An inconvenience? How could anyone consider a child an inconvenience? For all his frustration with Chloe, none of it hinged on a word as cold as that one.
“I was dumped into boarding school when I was eight. The same age as Chloe. For the next decade, I saw my father about three weeks out of every year—one week during the Christmas holidays and two weeks in the summer.”
He remembered her disdain for him early in their acquaintance, the contempt he saw in her eyes that first morning on the beach, the old pain he had seen in her eyes when they argued about whether he should take Chloe with him on his trip to Tokyo.
No wonder.
She thought of him as someone like her father, someone too busy for his own child. He ached to touch her but couldn’t ignore the hands-off signals she was broadcasting around herself like a radio frequency.
“I’m so sorry, Sage.”
Her chin lifted. “I survived. Listen to me complain like it was the worst thing that could ever happen to a child. It wasn’t. I was always fed, clean, warm. I know many children endure much worse than an exclusive private boarding school in Europe. But I have to tell you, part of me has never recovered from that early sense of abandonment.”
He pictured a younger version of Sage, lost and lonely, desperate for attention. He ached to imagine it.
But she was right, wasn’t she? If he sent Chloe to boarding school, she would probably suffer some of those same emotions—perhaps for the rest of her life.
What the hell was he supposed to do?
“Boarding school doesn’t have to be as you experienced it,” he said. “My sister and I both went away for school when we were about Chloe’s age. We did very well.”
For him and, he suspected, for his sister, school had offered security and peace from the tumult and chaos of their home life. He had relished the structure and order he found there, the safety
net of rules. He had thrived there in a way he never could have at home with his parents. In his heart, he supposed he was hoping Chloe would do the same.
“You don’t have any scars at all?”
“A few.” The inevitable hazings and peer cruelty had certainly left their mark until he’d found his feet. “But I don’t know anyone who survives childhood without a scar or two.”
“She’s already lost her mother, Eben. No matter how lofty you tell yourselves your motives might be, I can promise that if you send Chloe away, she’ll feel as if she’s losing you, too.”
“She won’t be losing me. I’m not your father, Sage. I don’t plan to send her away and ignore her for months at a time.”
All his excitement at closing The Sea Urchin deal was gone now, washed away under this overwhelming tide of guilt and uncertainty.

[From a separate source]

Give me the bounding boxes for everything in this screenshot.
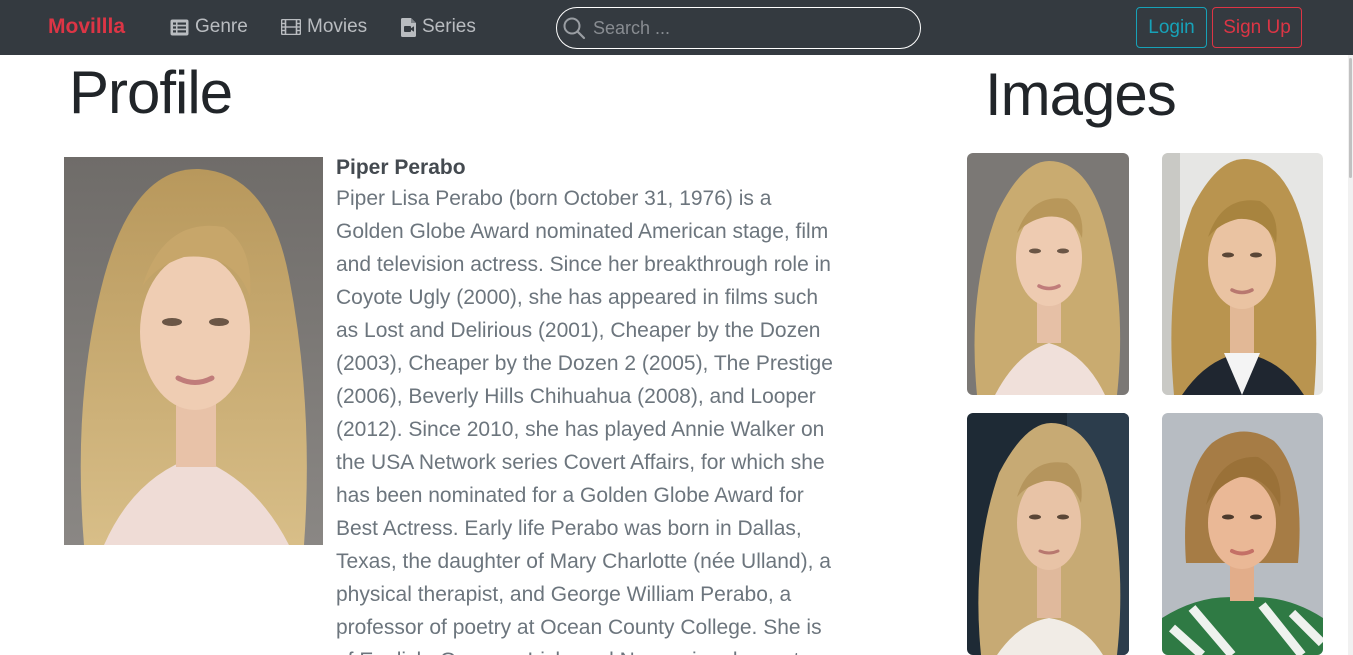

“Besides, I told you I haven’t made a final decision yet. This week has been different. Chloe has been different and I probably have been, too. If I can recapture that when we’re back in our regular lives, there’s no reason I have to follow through and send her to boarding school.”
A small gasp sounded from the doorway. In the heat of the discussion with Sage—wrapped up in his dismay over inadvertently putting those shadows in her eyes—he had missed the sound of the door opening. Now, with a sinking heart, he turned to find Chloe standing there, her little features pale and her eyes huge and wounded.
“Chloe—”
“You’re sending me to boarding school?” she practically shrieked. “You can’t, Daddy. You can’t!”
She was hitching her breath in and out rapidly, on the brink of what he feared would be a full-blown tantrum.
Helpless and frustrated, he went to her and tried to hug her, tangentially aware as he did so of Anna Galvez and Conan standing behind her in the hallway outside Sage’s apartment.
“I didn’t say I was sending you to boarding school.”
She was prickly and resistant and immediately slid away from him. “You said you might not have to but that means you’re thinking about it, doesn’t it?”